Friday, January 18, 2019
Chronicles of a Rescue Dog, Part 3--Things Go Downhill
Kai had a lot of behavioral issues from the very beginning. Most of them weren't directed at Old Dog or me, but manifested when Kai encountered other people or animals. Because he found these interactions so stressful, I contacted the vet and got a supply of Trazadone, aka doggy downers, to help him manage his anxiety.
On Christmas Eve, when Old Dog's kids and their kids traditionally get together with us to celebrate Christmas, I gave him the first round. Even with the drugs in his system, Kai had to be kept on a leash most of the day--which created its own issues, since he's very protective of me and didn't want anyone near me.
On New Year's Eve, for my annual sleepover event with all the grandkids, I tried administering more drugs, and sooner. That seemed to help some. I also left him off the leash. He wasn't overtly aggressive with anyone, just displayed typical herding behavior common in Aussies. I've spent the past eight New Year's Eves yelling, "No running!" all evening. This year, it was like I had a furry 50-pound bouncer enforcing that rule.
My own personal worst week with him was Week 2, when he began mounting me to assert his dominance whenever I didn't do what he wanted--which usually meant I wasn't taking him outside to play ball 500 times a day. I finished the week riddled with bruises down my back, ribs and legs. After I watched a couple of YouTube videos on how to manage that behavior though, (just tell him, in a firm, calm voice, to sit) it quickly tapered off.

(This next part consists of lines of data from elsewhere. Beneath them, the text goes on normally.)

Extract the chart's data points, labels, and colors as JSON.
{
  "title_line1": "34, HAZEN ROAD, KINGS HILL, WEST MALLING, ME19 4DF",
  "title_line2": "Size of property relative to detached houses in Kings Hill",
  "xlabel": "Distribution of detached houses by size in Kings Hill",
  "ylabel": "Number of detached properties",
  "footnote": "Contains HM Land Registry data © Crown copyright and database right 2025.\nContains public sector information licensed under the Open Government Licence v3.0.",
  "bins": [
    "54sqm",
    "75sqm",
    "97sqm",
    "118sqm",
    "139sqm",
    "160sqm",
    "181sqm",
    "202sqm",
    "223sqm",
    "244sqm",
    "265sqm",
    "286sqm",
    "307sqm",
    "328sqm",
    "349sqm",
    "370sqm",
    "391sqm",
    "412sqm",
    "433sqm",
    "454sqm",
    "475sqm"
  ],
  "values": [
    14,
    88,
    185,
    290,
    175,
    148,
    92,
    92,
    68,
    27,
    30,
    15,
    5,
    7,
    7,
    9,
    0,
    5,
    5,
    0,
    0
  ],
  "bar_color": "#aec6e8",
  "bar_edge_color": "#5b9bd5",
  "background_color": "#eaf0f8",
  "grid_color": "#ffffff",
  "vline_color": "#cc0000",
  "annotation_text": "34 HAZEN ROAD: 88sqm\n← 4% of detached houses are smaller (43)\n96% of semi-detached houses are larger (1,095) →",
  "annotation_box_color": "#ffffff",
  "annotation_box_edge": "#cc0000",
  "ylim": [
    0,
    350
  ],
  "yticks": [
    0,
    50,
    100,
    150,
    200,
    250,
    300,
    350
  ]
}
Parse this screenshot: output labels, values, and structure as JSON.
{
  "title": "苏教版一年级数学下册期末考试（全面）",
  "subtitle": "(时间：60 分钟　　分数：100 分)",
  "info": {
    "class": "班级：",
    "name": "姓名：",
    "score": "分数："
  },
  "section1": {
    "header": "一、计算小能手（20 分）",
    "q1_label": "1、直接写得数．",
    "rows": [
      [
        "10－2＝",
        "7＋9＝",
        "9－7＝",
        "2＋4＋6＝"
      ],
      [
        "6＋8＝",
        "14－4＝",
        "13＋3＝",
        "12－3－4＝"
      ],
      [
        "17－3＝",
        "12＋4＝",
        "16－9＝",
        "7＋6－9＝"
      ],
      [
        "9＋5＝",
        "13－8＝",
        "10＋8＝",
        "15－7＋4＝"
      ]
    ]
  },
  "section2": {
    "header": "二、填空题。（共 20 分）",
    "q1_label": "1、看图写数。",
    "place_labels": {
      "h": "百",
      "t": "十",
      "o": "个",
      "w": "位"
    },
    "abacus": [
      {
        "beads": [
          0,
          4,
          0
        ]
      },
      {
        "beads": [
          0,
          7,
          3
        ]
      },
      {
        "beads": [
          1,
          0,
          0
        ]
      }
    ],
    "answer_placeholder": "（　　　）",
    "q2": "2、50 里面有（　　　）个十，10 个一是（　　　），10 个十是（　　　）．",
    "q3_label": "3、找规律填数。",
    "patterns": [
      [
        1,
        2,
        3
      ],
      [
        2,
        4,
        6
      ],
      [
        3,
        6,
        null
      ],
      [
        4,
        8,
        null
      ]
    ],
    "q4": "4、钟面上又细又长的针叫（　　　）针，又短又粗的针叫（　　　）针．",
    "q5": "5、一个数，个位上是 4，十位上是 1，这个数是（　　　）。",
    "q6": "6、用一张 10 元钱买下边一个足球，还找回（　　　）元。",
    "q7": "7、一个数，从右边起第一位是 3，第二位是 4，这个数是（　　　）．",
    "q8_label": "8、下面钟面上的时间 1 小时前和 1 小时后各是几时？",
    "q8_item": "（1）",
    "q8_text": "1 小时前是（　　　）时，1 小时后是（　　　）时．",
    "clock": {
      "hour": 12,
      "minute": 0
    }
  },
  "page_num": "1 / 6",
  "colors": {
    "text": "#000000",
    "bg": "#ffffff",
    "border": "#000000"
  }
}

Through all of this, I kept my hopes pinned the obedience class that started after New Years. If I could get him through the basics, I could take him on through agility classes and/or scent training. He's very bright, so either of those would give him the "job" that I understand is critical for keeping Aussies engaged and out of trouble.
On January 3rd, we went to our first obedience class. In preparation, I gave him 90 mg of Trazodone three hours ahead of time and then walked him for a half hour. Despite my precautions, as soon as we got out of the car and he saw the other dogs, he started barking and yelping and lunging.
The instructors funneled us off to a separate room to see if he could calm down. He did, somewhat, but when one of the instructors came in to talk to us, he lunged at her face. She said she felt a tooth graze her cheek. She left the room, very shaken. A few minutes later, the other instructor came in an coached me through calming him again, using the sit command and frequent treats. He seemed to be fine until, out of nowhere, he lunged at her, too. She said they'd refund my training fee and recommended private training. She said their greatest concern was his unpredictability--that he seemed okay one second and would attack a second later.
Private training is expensive--the local trainer I've found charges $1500. It's just not in our budget, particularly since there's no guarantee it would help. Correcting his behavior is beyond my skills. I was really counting on those obedience classes.
So, I contacted the rescue organization about returning him. They asked me to meet with a trainer so they could evaluate whether he can be placed with another family.